Une lignée d’artistes

 

L’entreprise Mello SA a été fondée en 1938 par Louis Mello, le grand-père de Benoît, l’actuel directeur. A sa naissance, Louis Mello s’appelait Louis Giurumello. Taillé dans la pierre, si l’on ose dire, sa première passion était la boxe. Il combattait dans la catégorie des poids lourds, dont il fut champion suisse de 1919 à 1922. Parce son père désapprouvait l’activité pugilistique, Louis montait sur le ring sous le nom de Mello. Un jour, des amis convainquirent son père d’aller voir ce fameux boxeur. Quelle ne fut pas sa surprise de découvrir qu’ils s’agissait de son propre fils! Depuis la famille est connue comme Mello à l’état-civil.
Sculpteur de talent, Louis Mello a notamment créé les deux imposants cavaliers du quai Turrettini, devant l’hôtel Mandarin Oriental. «Ces statues n’ont jamais vu le soleil», affirmait énigmatiquement le maître d’apprentissage de Benoît Mello à son jeune apprenti, qui ne comprenait pas le sens de cette phrase. «C’est simple: ton grand-père les sculptait le soir, après son travail», lui fut-il expliqué.

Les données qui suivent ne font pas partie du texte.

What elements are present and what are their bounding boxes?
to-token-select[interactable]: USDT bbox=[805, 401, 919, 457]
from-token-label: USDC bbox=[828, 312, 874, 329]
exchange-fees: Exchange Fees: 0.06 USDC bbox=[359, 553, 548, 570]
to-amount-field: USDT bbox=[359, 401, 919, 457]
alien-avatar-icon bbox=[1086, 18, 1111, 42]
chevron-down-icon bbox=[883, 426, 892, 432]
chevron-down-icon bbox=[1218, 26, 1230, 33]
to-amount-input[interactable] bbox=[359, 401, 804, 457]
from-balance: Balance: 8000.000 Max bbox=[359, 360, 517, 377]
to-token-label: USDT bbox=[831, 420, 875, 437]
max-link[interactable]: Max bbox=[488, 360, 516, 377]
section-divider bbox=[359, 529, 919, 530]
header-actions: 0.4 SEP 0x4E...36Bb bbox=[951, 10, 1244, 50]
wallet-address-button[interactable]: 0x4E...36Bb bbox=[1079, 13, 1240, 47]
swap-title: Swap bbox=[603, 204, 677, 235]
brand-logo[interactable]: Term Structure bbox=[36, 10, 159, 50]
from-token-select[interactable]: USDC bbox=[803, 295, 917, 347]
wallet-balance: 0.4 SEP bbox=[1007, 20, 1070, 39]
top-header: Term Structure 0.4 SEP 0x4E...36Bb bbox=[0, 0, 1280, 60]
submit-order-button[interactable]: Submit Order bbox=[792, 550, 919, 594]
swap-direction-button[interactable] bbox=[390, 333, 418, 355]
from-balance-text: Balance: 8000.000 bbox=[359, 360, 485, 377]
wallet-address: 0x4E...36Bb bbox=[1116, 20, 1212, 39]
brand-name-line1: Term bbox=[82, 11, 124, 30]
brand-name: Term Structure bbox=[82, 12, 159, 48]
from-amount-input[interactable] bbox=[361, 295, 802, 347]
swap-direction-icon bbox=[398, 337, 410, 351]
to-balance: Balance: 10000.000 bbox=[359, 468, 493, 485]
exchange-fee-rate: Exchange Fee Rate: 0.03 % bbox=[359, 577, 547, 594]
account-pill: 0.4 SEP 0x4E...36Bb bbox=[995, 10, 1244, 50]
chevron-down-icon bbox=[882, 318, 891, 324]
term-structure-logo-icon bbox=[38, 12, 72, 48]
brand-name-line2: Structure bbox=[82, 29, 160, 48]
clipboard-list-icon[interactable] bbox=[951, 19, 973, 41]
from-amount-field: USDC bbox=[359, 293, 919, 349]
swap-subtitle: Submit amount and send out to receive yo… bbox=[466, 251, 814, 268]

Louis dit à son fils Jean-Jacques: «Tu es libre de faire ce que tu veux, mais tu dois d’abord faire un apprentissage de tailleur sur pierre!». Ce que Jean-Jacques fit ponctuellement, avant de recevoir le premier prix de basson du Conservatoire de Paris et de devenir premier basson de l’Orchestre de la Suisse romande sous Ernest Ansermet. Mais Louis décède lors d’une tournée de l’OSR aux Etats-Unis, en 1966, et Jean-Jacques abandonne la musique pour reprendre l’entreprise familiale.

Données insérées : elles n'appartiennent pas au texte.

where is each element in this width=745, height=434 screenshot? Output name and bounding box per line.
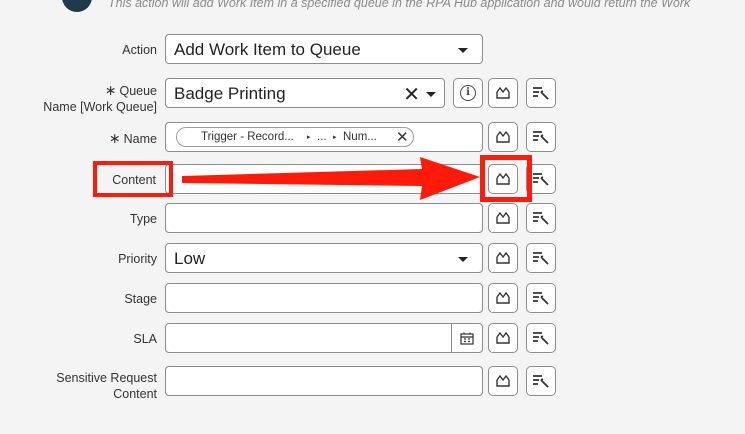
arrow-shape bbox=[182, 157, 480, 200]
annotation-arrow bbox=[182, 157, 480, 200]
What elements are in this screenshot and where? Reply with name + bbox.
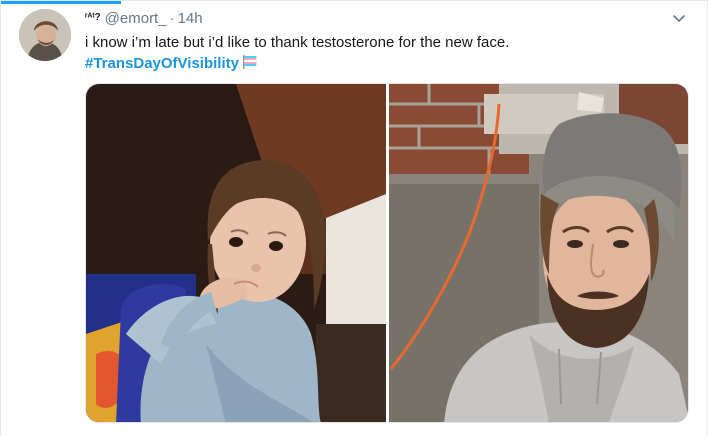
tweet-text: i know i’m late but i’d like to thank te… (85, 34, 510, 51)
avatar-image (19, 9, 71, 61)
separator-dot: · (169, 10, 175, 27)
user-handle[interactable]: @emort_ (105, 10, 167, 27)
chevron-down-icon[interactable] (671, 10, 687, 26)
tweet-header: ʳᴬᵗ? @emort_ · 14h (85, 10, 203, 27)
media-photo-left[interactable] (86, 84, 386, 422)
media-photo-right[interactable] (389, 84, 688, 422)
hashtag-line: #TransDayOfVisibility (85, 54, 258, 74)
avatar[interactable] (19, 9, 71, 61)
tweet-card[interactable]: ʳᴬᵗ? @emort_ · 14h i know i’m late but i’d … (0, 0, 708, 436)
man-selfie-photo (389, 84, 688, 422)
toddler-photo (86, 84, 386, 422)
top-accent-bar (1, 1, 121, 4)
media-grid[interactable] (85, 83, 689, 423)
transgender-flag-icon (242, 54, 258, 70)
timestamp[interactable]: 14h (178, 10, 203, 27)
display-name[interactable]: ʳᴬᵗ? (85, 12, 101, 23)
hashtag-link[interactable]: #TransDayOfVisibility (85, 55, 239, 72)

Benoît ne savait encore que faire lorsque, à 19 ans, il s’est trouvé avec une année libre avant son école de recrues. «Viens dans l’entreprise!, lui propose son père, tu verras bien si ça te plaît». «Il a été malin, constate aujourd’hui Benoît; il m’a mis à l’atelier à sculpter parce qu’il savait que j’aimerais ça». Dans le mille! Benoît a passé son CFC de tailleur de pierre, puis a fait le tour du monde avant de reprendre la société en 2000. Son fils? «Il est encore à l’école secondaire», répond Benoît Mello. «Il faut être patient, aujourd’hui on choisit sa voie à 25 ans, laissons-lui le temps de se décider».